The current literature lacks several key components; namely, neural tissues have not been examined ex vivo or in vitro, and ex vivo and in vitro mechanical testing of the IVD vary in the specimens used and in the applied stimuli. With the emphasis on the IVD as a source of back pain, no research to date has looked at the response of the back muscle in vivo, ex vivo, or in vitro. Although diagnostic imaging is commonly used in in vivo studies, these results do not necessarily translate to the clinic, where imaging findings do not correlate to symptoms. It may take a wider sampling of all relevant tissues (muscle, bone, IVD, and spinal cord) at multiple levels of study (imaging, physiology, histology, biochemical, gene expression changes) under different WBV conditions before salient contributing features can be identified and targeted for therapeutic intervention. Studying isolated components of the underlying pathology may not provide the necessary insights to address the main questions, namely: (a) what are the effects of WBV on the spine? (b) how do these changes relate to clinically relevant issues like pain and subsequent degenerative changes? and (c) what therapeutic targets may be used to mitigate the impact of WBV?
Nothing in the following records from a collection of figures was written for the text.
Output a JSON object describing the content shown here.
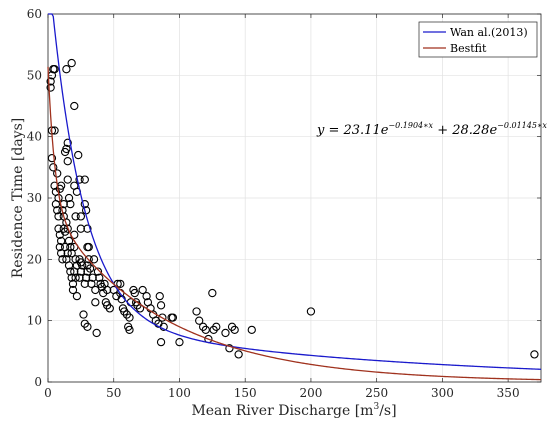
{
  "chart_data": {
    "type": "scatter",
    "xlabel": "Mean River Discharge [m",
    "xlabel_sup": "3",
    "xlabel_tail": "/s]",
    "ylabel": "Residence Time [days]",
    "xlim": [
      0,
      375
    ],
    "ylim": [
      0,
      60
    ],
    "xticks": [
      0,
      50,
      100,
      150,
      200,
      250,
      300,
      350
    ],
    "yticks": [
      0,
      10,
      20,
      30,
      40,
      50,
      60
    ],
    "grid": true,
    "legend_position": "top-right",
    "equation": {
      "lhs": "y = 23.11e",
      "exp1": "−0.1904∗x",
      "mid": " + 28.28e",
      "exp2": "−0.01145∗x"
    },
    "series": [
      {
        "name": "Wan al.(2013)",
        "type": "line",
        "color": "#1a1acc"
      },
      {
        "name": "Bestfit",
        "type": "line",
        "color": "#a0321e"
      },
      {
        "type": "scatter",
        "color": "#000000",
        "points": [
          [
            2,
            49
          ],
          [
            2,
            48
          ],
          [
            3,
            50
          ],
          [
            4,
            51
          ],
          [
            5,
            51
          ],
          [
            3,
            41
          ],
          [
            5,
            41
          ],
          [
            3,
            36.5
          ],
          [
            4,
            35
          ],
          [
            5,
            32
          ],
          [
            6,
            31
          ],
          [
            6,
            29
          ],
          [
            7,
            28
          ],
          [
            8,
            27
          ],
          [
            8,
            25
          ],
          [
            9,
            24
          ],
          [
            9,
            22
          ],
          [
            10,
            23
          ],
          [
            10,
            21
          ],
          [
            11,
            20
          ],
          [
            7,
            34
          ],
          [
            8,
            30
          ],
          [
            9,
            31.5
          ],
          [
            10,
            32
          ],
          [
            11,
            28
          ],
          [
            12,
            29
          ],
          [
            12,
            27
          ],
          [
            12,
            25
          ],
          [
            13,
            24.5
          ],
          [
            13,
            22
          ],
          [
            14,
            51
          ],
          [
            18,
            52
          ],
          [
            13,
            37.5
          ],
          [
            14,
            38
          ],
          [
            15,
            39
          ],
          [
            15,
            36
          ],
          [
            15,
            33
          ],
          [
            16,
            30
          ],
          [
            17,
            29
          ],
          [
            14,
            26
          ],
          [
            15,
            25
          ],
          [
            16,
            23
          ],
          [
            17,
            22
          ],
          [
            18,
            21
          ],
          [
            15,
            21
          ],
          [
            14,
            20
          ],
          [
            16,
            19
          ],
          [
            17,
            18
          ],
          [
            18,
            17
          ],
          [
            19,
            16
          ],
          [
            20,
            45
          ],
          [
            20,
            32
          ],
          [
            22,
            31
          ],
          [
            21,
            27
          ],
          [
            20,
            24
          ],
          [
            20,
            22
          ],
          [
            21,
            20
          ],
          [
            22,
            19
          ],
          [
            20,
            18
          ],
          [
            21,
            17
          ],
          [
            19,
            15
          ],
          [
            22,
            14
          ],
          [
            23,
            37
          ],
          [
            24,
            33
          ],
          [
            25,
            27
          ],
          [
            25,
            25
          ],
          [
            24,
            20
          ],
          [
            25,
            19.5
          ],
          [
            26,
            19
          ],
          [
            25,
            18
          ],
          [
            24,
            17
          ],
          [
            28,
            33
          ],
          [
            28,
            29
          ],
          [
            29,
            28
          ],
          [
            30,
            25
          ],
          [
            30,
            22
          ],
          [
            31,
            20
          ],
          [
            30,
            19
          ],
          [
            30,
            18
          ],
          [
            29,
            17
          ],
          [
            28,
            16
          ],
          [
            27,
            11
          ],
          [
            28,
            9.5
          ],
          [
            30,
            9
          ],
          [
            31,
            22
          ],
          [
            32,
            18.5
          ],
          [
            34,
            17
          ],
          [
            33,
            16
          ],
          [
            35,
            20
          ],
          [
            36,
            15
          ],
          [
            36,
            13
          ],
          [
            37,
            8
          ],
          [
            38,
            18
          ],
          [
            39,
            17
          ],
          [
            40,
            16
          ],
          [
            41,
            15.5
          ],
          [
            42,
            14.5
          ],
          [
            43,
            16
          ],
          [
            45,
            15
          ],
          [
            44,
            13
          ],
          [
            45,
            12.5
          ],
          [
            47,
            12
          ],
          [
            50,
            15
          ],
          [
            52,
            14
          ],
          [
            53,
            16
          ],
          [
            55,
            16
          ],
          [
            55,
            14.5
          ],
          [
            56,
            13.5
          ],
          [
            57,
            12
          ],
          [
            58,
            11.5
          ],
          [
            60,
            11
          ],
          [
            62,
            10.5
          ],
          [
            61,
            9
          ],
          [
            62,
            8.5
          ],
          [
            63,
            13
          ],
          [
            65,
            15
          ],
          [
            66,
            14.5
          ],
          [
            67,
            13
          ],
          [
            68,
            12.5
          ],
          [
            70,
            12
          ],
          [
            72,
            15
          ],
          [
            75,
            14
          ],
          [
            76,
            13
          ],
          [
            78,
            12
          ],
          [
            80,
            11
          ],
          [
            82,
            10
          ],
          [
            84,
            9.5
          ],
          [
            85,
            14
          ],
          [
            86,
            12.5
          ],
          [
            87,
            10.5
          ],
          [
            88,
            9
          ],
          [
            86,
            6.5
          ],
          [
            94,
            10.5
          ],
          [
            95,
            10.5
          ],
          [
            100,
            6.5
          ],
          [
            113,
            11.5
          ],
          [
            115,
            10
          ],
          [
            118,
            9
          ],
          [
            120,
            8.5
          ],
          [
            122,
            7
          ],
          [
            125,
            14.5
          ],
          [
            126,
            8.5
          ],
          [
            128,
            9
          ],
          [
            135,
            8
          ],
          [
            138,
            5.5
          ],
          [
            140,
            9
          ],
          [
            142,
            8.5
          ],
          [
            145,
            4.5
          ],
          [
            155,
            8.5
          ],
          [
            200,
            11.5
          ],
          [
            370,
            4.5
          ]
        ]
      }
    ]
  }
}
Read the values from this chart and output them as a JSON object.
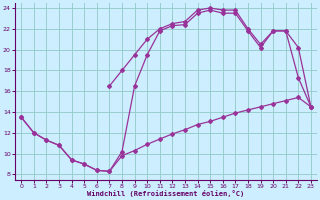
{
  "xlabel": "Windchill (Refroidissement éolien,°C)",
  "bg_color": "#cceeff",
  "line_color": "#993399",
  "grid_color": "#99cccc",
  "xlim": [
    -0.5,
    23.5
  ],
  "ylim": [
    7.5,
    24.5
  ],
  "yticks": [
    8,
    10,
    12,
    14,
    16,
    18,
    20,
    22,
    24
  ],
  "xticks": [
    0,
    1,
    2,
    3,
    4,
    5,
    6,
    7,
    8,
    9,
    10,
    11,
    12,
    13,
    14,
    15,
    16,
    17,
    18,
    19,
    20,
    21,
    22,
    23
  ],
  "line1_x": [
    0,
    1,
    2,
    3,
    4,
    5,
    6,
    7,
    8,
    9,
    10,
    11,
    12,
    13,
    14,
    15,
    16,
    17,
    18,
    19,
    20,
    21,
    22,
    23
  ],
  "line1_y": [
    13.5,
    12.0,
    11.3,
    10.8,
    9.4,
    9.0,
    8.4,
    8.3,
    9.8,
    10.3,
    10.9,
    11.4,
    11.9,
    12.3,
    12.8,
    13.1,
    13.5,
    13.9,
    14.2,
    14.5,
    14.8,
    15.1,
    15.4,
    14.5
  ],
  "line2_x": [
    0,
    1,
    2,
    3,
    4,
    5,
    6,
    7,
    8,
    9,
    10,
    11,
    12,
    13,
    14,
    15,
    16,
    17,
    18,
    19,
    20,
    21,
    22,
    23
  ],
  "line2_y": [
    13.5,
    12.0,
    11.3,
    10.8,
    9.4,
    9.0,
    8.4,
    8.3,
    10.2,
    16.5,
    19.5,
    21.8,
    22.3,
    22.4,
    23.5,
    23.8,
    23.5,
    23.5,
    21.8,
    20.2,
    21.8,
    21.8,
    17.3,
    14.5
  ],
  "line3_x": [
    7,
    8,
    9,
    10,
    11,
    12,
    13,
    14,
    15,
    16,
    17,
    18,
    19,
    20,
    21,
    22,
    23
  ],
  "line3_y": [
    16.5,
    18.0,
    19.5,
    21.0,
    22.0,
    22.5,
    22.7,
    23.8,
    24.0,
    23.8,
    23.8,
    22.0,
    20.5,
    21.8,
    21.8,
    20.2,
    14.5
  ]
}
Thus far, there is a disconnect between the molecular changes immediately following WBV and the system‐level degenerative processes in the spine that occur over years of WBV exposure. A multiscale paradigm for vibrational injury that connects pathological processes across spatial and temporal length scales would improve injury prediction, diagnosis, and development of novel therapeutics. Development of an exposure scaling function across species that is relevant to human WBV exposures would aid in translating findings from the current animal models to inform clinical practice.

CONCLUSIONS

The body of evidence suggests that WBV results in peptide changes in neural tissues, reduced vertebrae density, and inflammation and degeneration of the IVD. The IVD, in particular, undergoes mechanical damage and reduced protein synthesis. Based on research on gastrocnemius and soleus muscles, back muscles likely undergo peripheral nerve sensitization and increased vascularization due to WBV. Continuing and improving on the use of in vivo, ex vivo, and in vitro models for WBV is needed to further our understanding of its effects on the spine and LBP.